The root element contains these attributes:

* `search-total` attribute: number of documents matched by the current search.
* \[Up to 2016.1] `total` attribute: total number of documents in the database for this app/form.
* \[Up to 2016.1] `page-size` attribute: echos of the query's attribute.
* \[Up to 2016.1] `page-number` attribute: echos of the query's attribute.
* \[Up to 2016.1] `query` attribute: echos of the full-text query text.

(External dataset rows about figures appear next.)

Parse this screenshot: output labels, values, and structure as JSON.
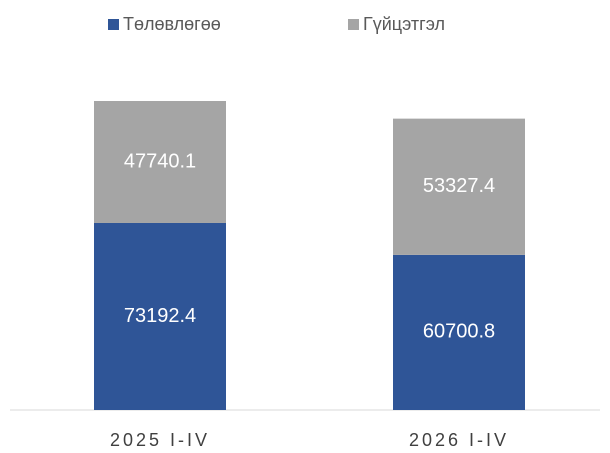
{
  "chart_data": {
    "type": "stacked_bar",
    "categories": [
      "2025 I-IV",
      "2026 I-IV"
    ],
    "series": [
      {
        "name": "Төлөвлөгөө",
        "color": "#2f5597",
        "values": [
          73192.4,
          60700.8
        ]
      },
      {
        "name": "Гүйцэтгэл",
        "color": "#a5a5a5",
        "values": [
          47740.1,
          53327.4
        ]
      }
    ],
    "legend": "top"
  }
}
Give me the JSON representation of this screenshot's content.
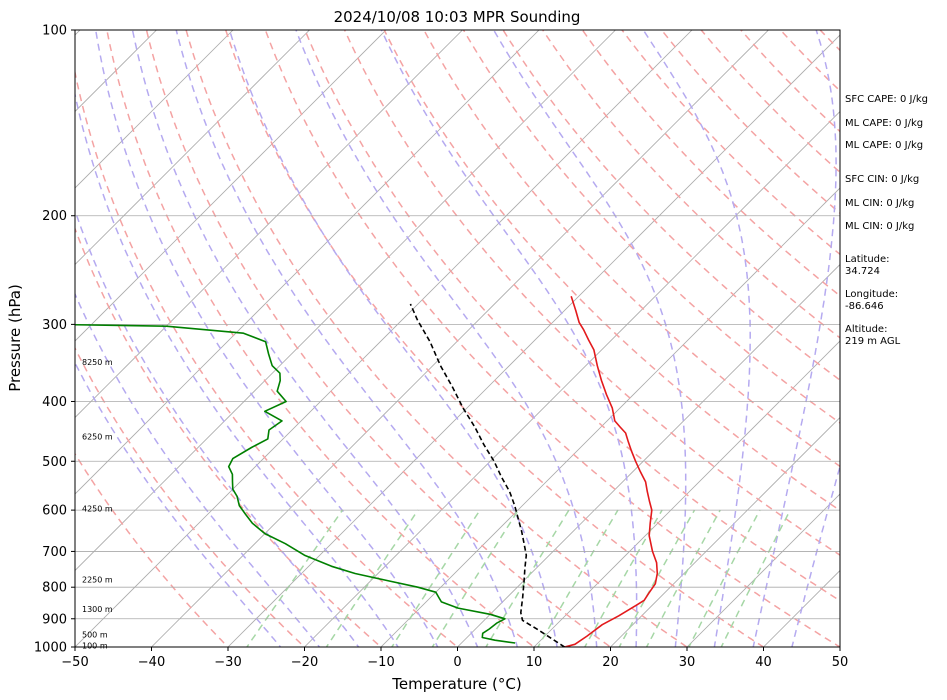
{
  "chart_data": {
    "type": "skew-t",
    "title": "2024/10/08 10:03 MPR Sounding",
    "xlabel": "Temperature (°C)",
    "ylabel": "Pressure (hPa)",
    "xlim": [
      -50,
      50
    ],
    "ylim": [
      1000,
      100
    ],
    "y_scale": "log",
    "grid": true,
    "x_ticks": [
      "−50",
      "−40",
      "−30",
      "−20",
      "−10",
      "0",
      "10",
      "20",
      "30",
      "40",
      "50"
    ],
    "x_tick_values": [
      -50,
      -40,
      -30,
      -20,
      -10,
      0,
      10,
      20,
      30,
      40,
      50
    ],
    "y_ticks": [
      "100",
      "200",
      "300",
      "400",
      "500",
      "600",
      "700",
      "800",
      "900",
      "1000"
    ],
    "y_tick_values": [
      100,
      200,
      300,
      400,
      500,
      600,
      700,
      800,
      900,
      1000
    ],
    "colors": {
      "temperature": "#e31a1c",
      "dewpoint": "#008000",
      "parcel": "#000000",
      "isotherm": "#aaaaaa",
      "dry_adiabat": "#f4a3a3",
      "moist_adiabat": "#b5aaf0",
      "mixing_ratio": "#a6d7a6"
    },
    "series": [
      {
        "key": "temperature",
        "points": [
          [
            14.0,
            1000
          ],
          [
            15.0,
            990
          ],
          [
            15.5,
            960
          ],
          [
            16.0,
            920
          ],
          [
            17.0,
            890
          ],
          [
            17.8,
            860
          ],
          [
            18.3,
            840
          ],
          [
            18.0,
            820
          ],
          [
            17.6,
            790
          ],
          [
            16.5,
            760
          ],
          [
            15.0,
            730
          ],
          [
            13.0,
            700
          ],
          [
            10.5,
            660
          ],
          [
            9.0,
            630
          ],
          [
            7.5,
            600
          ],
          [
            6.0,
            580
          ],
          [
            4.5,
            560
          ],
          [
            3.0,
            540
          ],
          [
            1.0,
            520
          ],
          [
            -1.0,
            500
          ],
          [
            -3.0,
            480
          ],
          [
            -4.5,
            465
          ],
          [
            -6.0,
            450
          ],
          [
            -7.5,
            440
          ],
          [
            -9.0,
            430
          ],
          [
            -11.0,
            410
          ],
          [
            -13.5,
            390
          ],
          [
            -16.0,
            370
          ],
          [
            -18.5,
            350
          ],
          [
            -21.0,
            330
          ],
          [
            -23.0,
            318
          ],
          [
            -25.0,
            306
          ],
          [
            -26.5,
            298
          ],
          [
            -28.5,
            285
          ],
          [
            -31.0,
            270
          ]
        ]
      },
      {
        "key": "dewpoint",
        "points": [
          [
            7.0,
            985
          ],
          [
            4.0,
            975
          ],
          [
            2.0,
            965
          ],
          [
            1.5,
            950
          ],
          [
            1.8,
            935
          ],
          [
            2.0,
            915
          ],
          [
            2.5,
            900
          ],
          [
            0.0,
            885
          ],
          [
            -5.0,
            865
          ],
          [
            -8.0,
            845
          ],
          [
            -9.0,
            830
          ],
          [
            -10.0,
            815
          ],
          [
            -13.0,
            800
          ],
          [
            -18.0,
            780
          ],
          [
            -23.0,
            760
          ],
          [
            -27.0,
            740
          ],
          [
            -32.0,
            710
          ],
          [
            -36.0,
            680
          ],
          [
            -40.0,
            655
          ],
          [
            -43.0,
            630
          ],
          [
            -45.0,
            610
          ],
          [
            -47.0,
            590
          ],
          [
            -48.5,
            570
          ],
          [
            -50.0,
            555
          ],
          [
            -51.0,
            540
          ],
          [
            -52.0,
            525
          ],
          [
            -53.5,
            510
          ],
          [
            -54.0,
            495
          ],
          [
            -53.0,
            475
          ],
          [
            -52.0,
            460
          ],
          [
            -53.0,
            445
          ],
          [
            -52.5,
            430
          ],
          [
            -56.0,
            415
          ],
          [
            -54.5,
            400
          ],
          [
            -57.0,
            385
          ],
          [
            -58.0,
            370
          ],
          [
            -59.0,
            360
          ],
          [
            -61.0,
            350
          ],
          [
            -63.0,
            335
          ],
          [
            -65.0,
            320
          ],
          [
            -69.0,
            310
          ],
          [
            -80.0,
            302
          ],
          [
            -95.0,
            300
          ]
        ]
      },
      {
        "key": "parcel",
        "points": [
          [
            14.0,
            1000
          ],
          [
            8.5,
            940
          ],
          [
            5.0,
            905
          ],
          [
            3.8,
            880
          ],
          [
            2.0,
            830
          ],
          [
            0.0,
            780
          ],
          [
            -1.5,
            745
          ],
          [
            -3.0,
            710
          ],
          [
            -4.8,
            680
          ],
          [
            -6.7,
            650
          ],
          [
            -8.8,
            620
          ],
          [
            -11.0,
            590
          ],
          [
            -13.5,
            560
          ],
          [
            -16.5,
            530
          ],
          [
            -19.5,
            500
          ],
          [
            -23.0,
            470
          ],
          [
            -26.5,
            440
          ],
          [
            -30.5,
            410
          ],
          [
            -34.5,
            380
          ],
          [
            -39.0,
            350
          ],
          [
            -43.5,
            320
          ],
          [
            -48.0,
            295
          ],
          [
            -51.0,
            278
          ]
        ]
      }
    ],
    "height_labels": [
      {
        "label": "100 m",
        "p": 995
      },
      {
        "label": "500 m",
        "p": 955
      },
      {
        "label": "1300 m",
        "p": 868
      },
      {
        "label": "2250 m",
        "p": 777
      },
      {
        "label": "4250 m",
        "p": 596
      },
      {
        "label": "6250 m",
        "p": 456
      },
      {
        "label": "8250 m",
        "p": 345
      }
    ],
    "annotations": [
      "SFC CAPE: 0 J/kg",
      "ML CAPE: 0 J/kg",
      "ML CAPE: 0 J/kg",
      "SFC CIN: 0 J/kg",
      "ML CIN: 0 J/kg",
      "ML CIN: 0 J/kg"
    ],
    "location": {
      "latitude_label": "Latitude:",
      "latitude": "34.724",
      "longitude_label": "Longitude:",
      "longitude": "-86.646",
      "altitude_label": "Altitude:",
      "altitude": "219 m AGL"
    }
  }
}
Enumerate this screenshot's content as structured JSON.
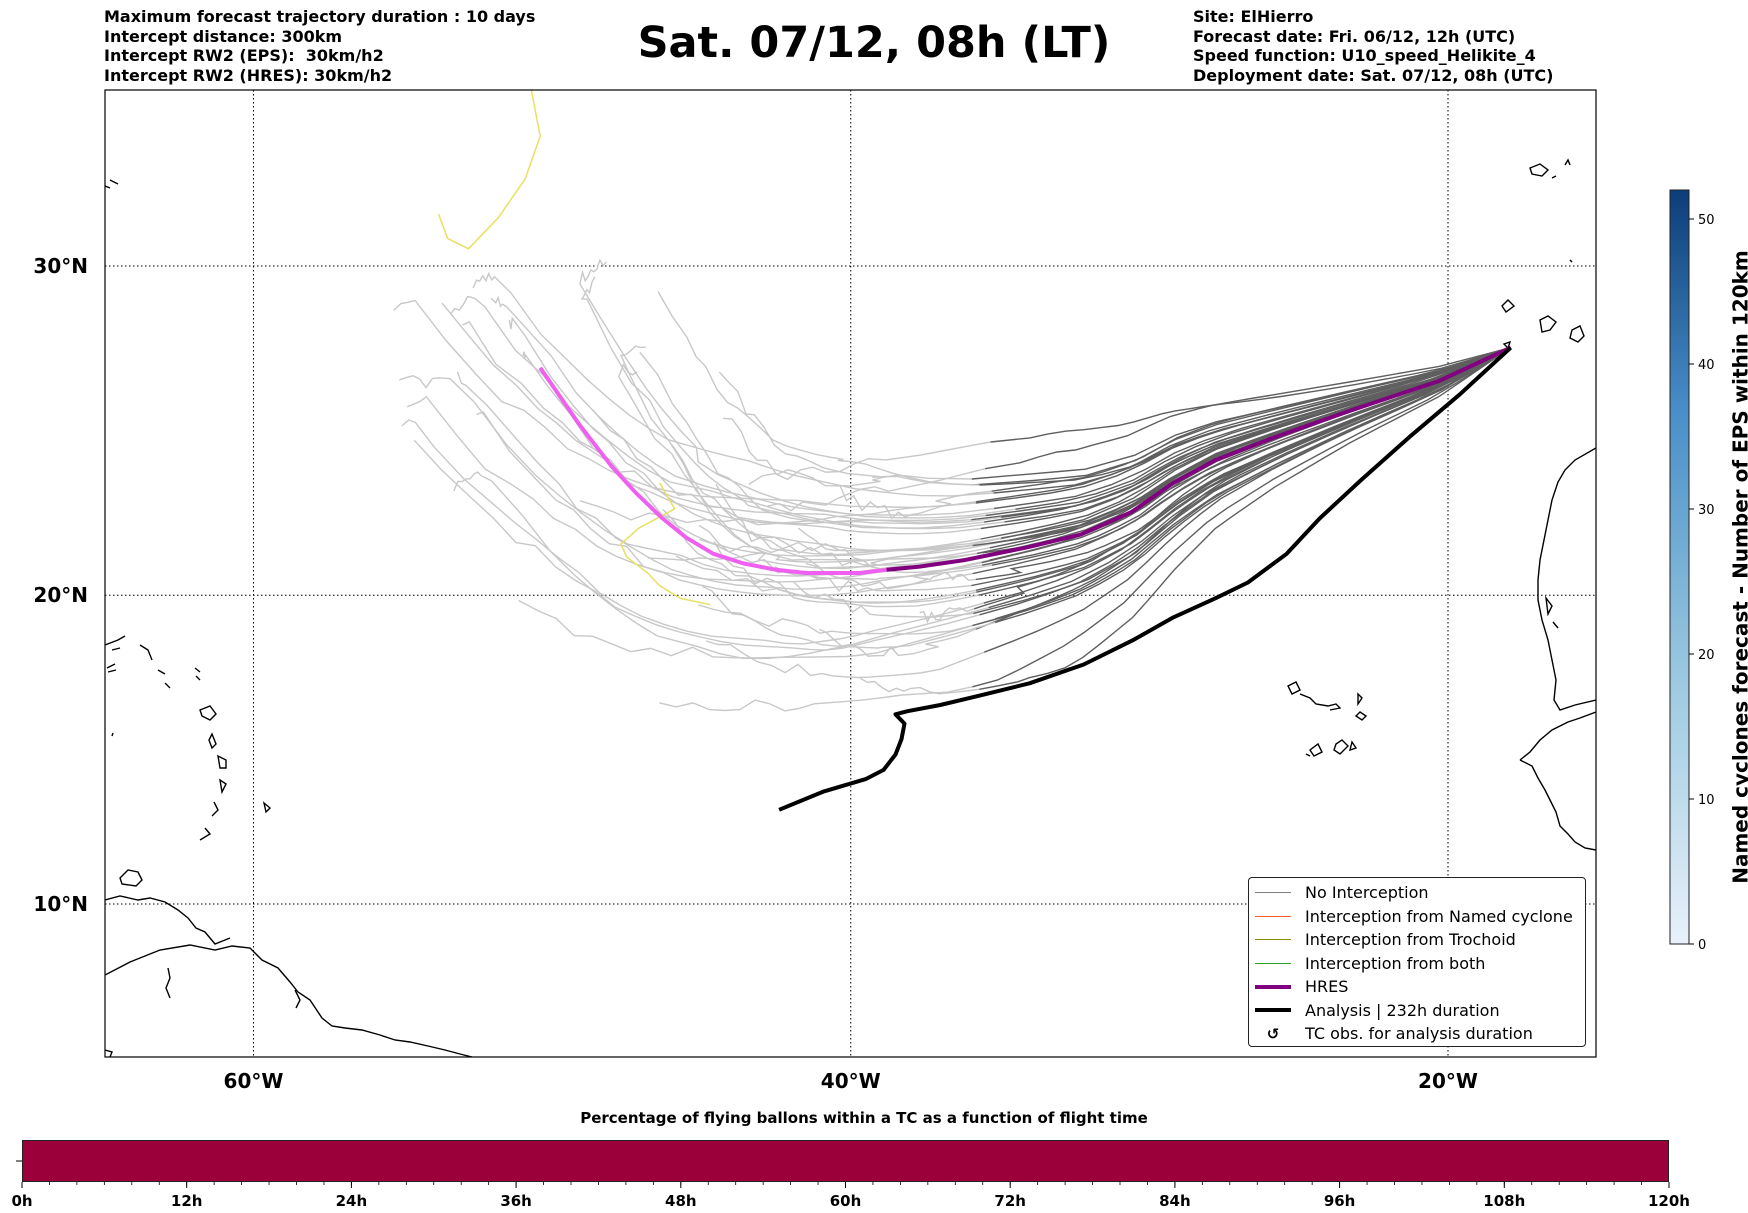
{
  "header": {
    "left_lines": [
      "Maximum forecast trajectory duration : 10 days",
      "Intercept distance: 300km",
      "Intercept RW2 (EPS):  30km/h2",
      "Intercept RW2 (HRES): 30km/h2"
    ],
    "title": "Sat. 07/12, 08h (LT)",
    "right_lines": [
      "Site: ElHierro",
      "Forecast date: Fri. 06/12, 12h (UTC)",
      "Speed function: U10_speed_Helikite_4",
      "Deployment date: Sat. 07/12, 08h (UTC)"
    ]
  },
  "chart_data": [
    {
      "type": "line",
      "subtype": "trajectory map",
      "x_axis": {
        "unit": "degrees longitude (negative = W)",
        "range": [
          -65,
          15
        ],
        "ticks": [
          -60,
          -40,
          -20
        ],
        "tick_labels": [
          "60°W",
          "40°W",
          "20°W"
        ]
      },
      "y_axis": {
        "unit": "degrees latitude",
        "range": [
          5,
          35
        ],
        "ticks": [
          10,
          20,
          30
        ],
        "tick_labels": [
          "10°N",
          "20°N",
          "30°N"
        ]
      },
      "grid": "dotted",
      "legend": {
        "placement": "lower-right",
        "entries": [
          {
            "label": "No Interception",
            "color": "#808080",
            "style": "line-thin"
          },
          {
            "label": "Interception from Named cyclone",
            "color": "#ff5a2a",
            "style": "line-thin"
          },
          {
            "label": "Interception from Trochoid",
            "color": "#8b8b00",
            "style": "line-thin"
          },
          {
            "label": "Interception from both",
            "color": "#2ca02c",
            "style": "line-thin"
          },
          {
            "label": "HRES",
            "color": "#800080",
            "style": "line-thick"
          },
          {
            "label": "Analysis | 232h duration",
            "color": "#000000",
            "style": "line-thick"
          },
          {
            "label": "TC obs. for analysis duration",
            "color": "#000000",
            "style": "marker"
          }
        ]
      },
      "colors": {
        "eps_early": "#5f5f5f",
        "eps_late": "#c8c8c8",
        "hres_early": "#800080",
        "hres_late": "#f060f0",
        "analysis": "#000000",
        "named_cyclone_track": "#e8e060"
      },
      "series": [
        {
          "name": "HRES",
          "x": [
            -17.9,
            -20.3,
            -23.3,
            -25.8,
            -27.8,
            -29.2,
            -30.6,
            -32.3,
            -34.1,
            -36.2,
            -37.7,
            -38.8,
            -39.7,
            -40.6,
            -41.5,
            -42.5,
            -43.6,
            -44.6,
            -45.5,
            -46.3,
            -47.2,
            -48.0,
            -49.1,
            -50.4
          ],
          "y": [
            27.6,
            26.6,
            25.7,
            24.9,
            24.2,
            23.5,
            22.6,
            21.9,
            21.5,
            21.1,
            20.9,
            20.8,
            20.7,
            20.7,
            20.7,
            20.8,
            21.0,
            21.3,
            21.8,
            22.4,
            23.2,
            24.0,
            25.3,
            27.0
          ]
        },
        {
          "name": "Analysis | 232h duration",
          "x": [
            -17.9,
            -19.6,
            -21.3,
            -22.9,
            -24.3,
            -25.4,
            -26.7,
            -27.8,
            -29.2,
            -30.5,
            -32.2,
            -34.0,
            -35.7,
            -37.0,
            -38.1,
            -38.5,
            -38.2,
            -38.3,
            -38.5,
            -38.9,
            -39.5,
            -40.9,
            -42.4
          ],
          "y": [
            27.6,
            26.2,
            24.9,
            23.6,
            22.4,
            21.3,
            20.4,
            19.9,
            19.3,
            18.6,
            17.8,
            17.2,
            16.8,
            16.5,
            16.3,
            16.2,
            15.9,
            15.4,
            14.9,
            14.4,
            14.1,
            13.7,
            13.1
          ]
        },
        {
          "name": "Named cyclone",
          "x": [
            -50.7,
            -50.4,
            -50.9,
            -51.8,
            -52.8,
            -53.5,
            -53.8
          ],
          "y": [
            35.0,
            33.7,
            32.5,
            31.4,
            30.5,
            30.8,
            31.5
          ]
        },
        {
          "name": "Named cyclone",
          "x": [
            -46.4,
            -45.9,
            -47.1,
            -47.7,
            -47.5,
            -46.8,
            -46.4,
            -45.7,
            -44.7
          ],
          "y": [
            23.5,
            22.7,
            22.1,
            21.6,
            21.2,
            20.7,
            20.3,
            19.9,
            19.7
          ]
        }
      ]
    },
    {
      "type": "heatmap",
      "subtype": "colorbar",
      "ylabel": "Named cyclones forecast - Number of EPS within 120km",
      "ylim": [
        0,
        52
      ],
      "ticks": [
        0,
        10,
        20,
        30,
        40,
        50
      ],
      "colors": [
        "#e8f1fb",
        "#9cc9e0",
        "#4a90c8",
        "#0c3d7a"
      ]
    },
    {
      "type": "bar",
      "subtype": "time colorbar",
      "title": "Percentage of flying ballons within a TC as a function of flight time",
      "xlim": [
        0,
        120
      ],
      "tick_labels": [
        "0h",
        "12h",
        "24h",
        "36h",
        "48h",
        "60h",
        "72h",
        "84h",
        "96h",
        "108h",
        "120h"
      ],
      "fill_color": "#9b003b"
    }
  ]
}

For each of the documents found, a `<document>` element is returned:

* created attribute:
  * creation date in ISO format
* last-modified attribute:
  * last modification date in ISO format
* name attribute:
  * document identifier,
  * this must match the identifier created by Form Runner when saving the data
* `draft` attribute:
  * `true` or `false`, depending on whether the form data is a draft (autosaved) or not
* `operations` attribute:
  * a space separated subset of the following token: `read`, `write`, `update`, and `delete`, whichever operations the user is allowed to perform; also see [Supporting permissions in your persistence API implementation](http://blog.orbeon.com/2013/10/supporting-permissions-in-your.html)

Each document contains one  element in the order determined by the `<query>` elements with a summary-field set to `true` in the request. The text value of the `<detail>` element is the value of the field in the document found.